Nonetheless, JECFA noted that this decision did not affect JECFA’s previous research and conclusion that ractopamine is safe. JECFA reaffirmed its original recommendation on MRLs for ractopamine in muscle meat, fat, liver and kidney. Also, the 2010 assessment substituted other organ data in the model diet, and except for lung, the resulting dietary intakes were below the upper bound of the acceptable daily intake (ADI) and thus safe for human consumption. The JECFA reviews were submitted to the full body of the Codex Alimentarius Commission (CAC). Unfortunately, due to opposition from some CAC members, primarily the EU and China, the CAC could not reach a consensus and decided to reconsider the issue in the next CAC session in July 2012. Taiwan media reports often fail to recognize that both the EU and mainland China may have their own non-scientific reasons for refusing to import meat from ractopamine-fed livestock.
The JECFA report can be found at:
The U.S. Food and Drug Administration (USFDA) has disputed a story carried by the Food Safety News and MSNBC that claimed ractopamine was responsible for illness and death in U.S. pigs and has asked that “… a correction be made to both stories and that the statements be removed or modified to reflect accurate information.” According to the FDA’s Center for Veterinary Medicine (CVM), the statement that “ractopamine sickened or killed pigs” cannot be substantiated using CVM data. FDA further noted that CVM data “…rarely establishes a causal association because of multiple confounding factors such as: underlying disease, concomitant medications, and poor quality of reports.”
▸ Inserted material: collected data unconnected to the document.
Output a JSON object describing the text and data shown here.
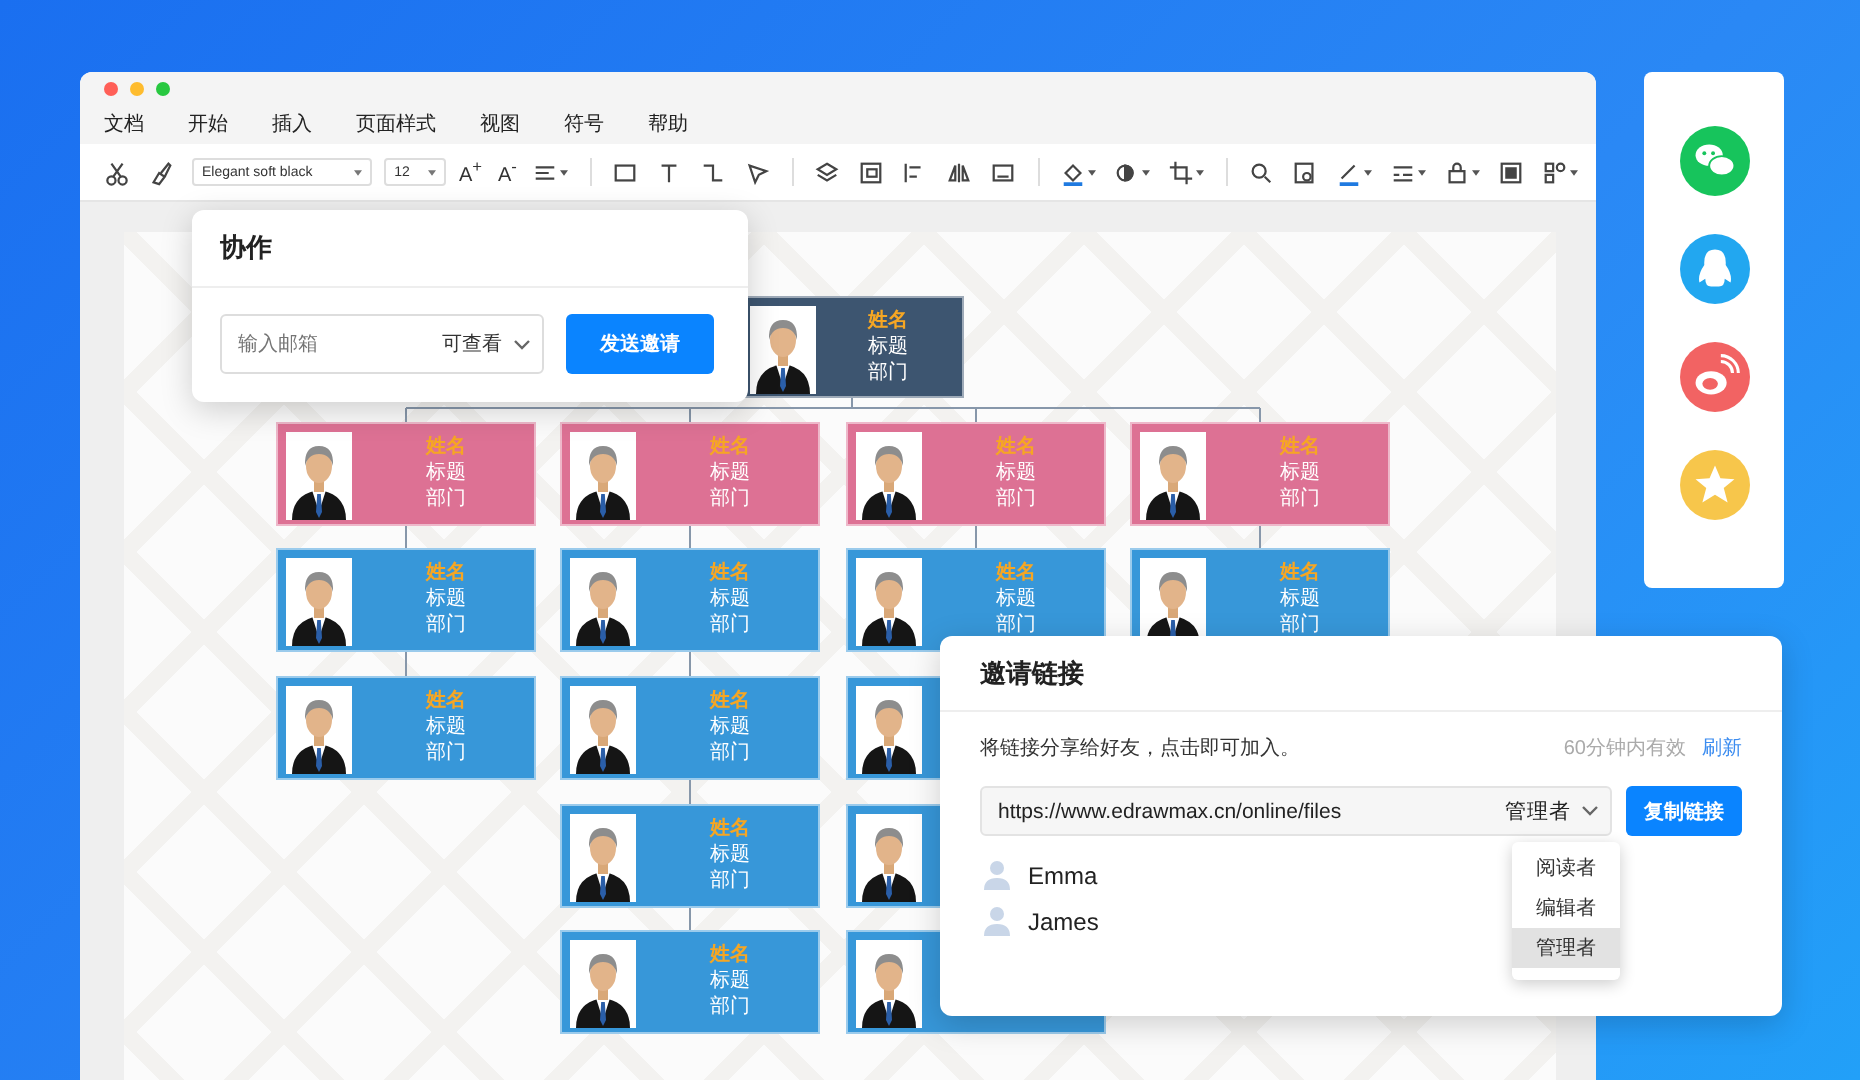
{
  "window": {
    "menu": [
      "文档",
      "开始",
      "插入",
      "页面样式",
      "视图",
      "符号",
      "帮助"
    ],
    "toolbar": {
      "font": "Elegant soft black",
      "size": "12",
      "grow_font": "A$^{+}$",
      "shrink_font": "A$^{-}$"
    }
  },
  "org_chart": {
    "root": {
      "name": "姓名",
      "title": "标题",
      "department": "部门"
    },
    "branches": [
      {
        "members": [
          {
            "kind": "lead",
            "name": "姓名",
            "title": "标题",
            "department": "部门"
          },
          {
            "kind": "staff",
            "name": "姓名",
            "title": "标题",
            "department": "部门"
          },
          {
            "kind": "staff",
            "name": "姓名",
            "title": "标题",
            "department": "部门"
          }
        ]
      },
      {
        "members": [
          {
            "kind": "lead",
            "name": "姓名",
            "title": "标题",
            "department": "部门"
          },
          {
            "kind": "staff",
            "name": "姓名",
            "title": "标题",
            "department": "部门"
          },
          {
            "kind": "staff",
            "name": "姓名",
            "title": "标题",
            "department": "部门"
          },
          {
            "kind": "staff",
            "name": "姓名",
            "title": "标题",
            "department": "部门"
          },
          {
            "kind": "staff",
            "name": "姓名",
            "title": "标题",
            "department": "部门"
          }
        ]
      },
      {
        "members": [
          {
            "kind": "lead",
            "name": "姓名",
            "title": "标题",
            "department": "部门"
          },
          {
            "kind": "staff",
            "name": "姓名",
            "title": "标题",
            "department": "部门"
          },
          {
            "kind": "covered"
          },
          {
            "kind": "covered"
          },
          {
            "kind": "covered"
          }
        ]
      },
      {
        "members": [
          {
            "kind": "lead",
            "name": "姓名",
            "title": "标题",
            "department": "部门"
          },
          {
            "kind": "staff",
            "name": "姓名",
            "title": "标题",
            "department": "部门"
          }
        ]
      }
    ]
  },
  "collab_dialog": {
    "title": "协作",
    "email_field": {
      "placeholder": "输入邮箱"
    },
    "permission": "可查看",
    "send_button": "发送邀请"
  },
  "invite_dialog": {
    "title": "邀请链接",
    "hint": "将链接分享给好友，点击即可加入。",
    "validity": "60分钟内有效",
    "refresh_link": "刷新",
    "link_field": {
      "value": "https://www.edrawmax.cn/online/files"
    },
    "role": "管理者",
    "copy_button": "复制链接",
    "users": [
      {
        "name": "Emma"
      },
      {
        "name": "James"
      }
    ],
    "role_menu": [
      {
        "label": "阅读者",
        "selected": false
      },
      {
        "label": "编辑者",
        "selected": false
      },
      {
        "label": "管理者",
        "selected": true
      }
    ]
  }
}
Local media have cited a U.S. study that reported significant damage to the heart and other muscles of greyhound dogs fed ractopamine. This report, however, titled “Toxicity to myocardial tissues of grey hounds fed with ractopamine,” was not designed to determine the possible effects of ractopamine on humans. Rather, the study was conducted for “the purpose of validating assays to detect illicit drugs in canine urine.” Dogs have been determined to be overly sensitive to the effects of beta-agonists and, for that reason, are not a good predictor of the effects in humans. In addition, the study failed to follow traditional study protocols, further making the results inappropriate for predicting possible effects on humans. It is also important to note that the experiment used ractopamine levels at very high doses that were equivalent to the daily intake for a 20 kilogram dog of 2,000 kilograms of meat from cattle or pigs fed ractopamine.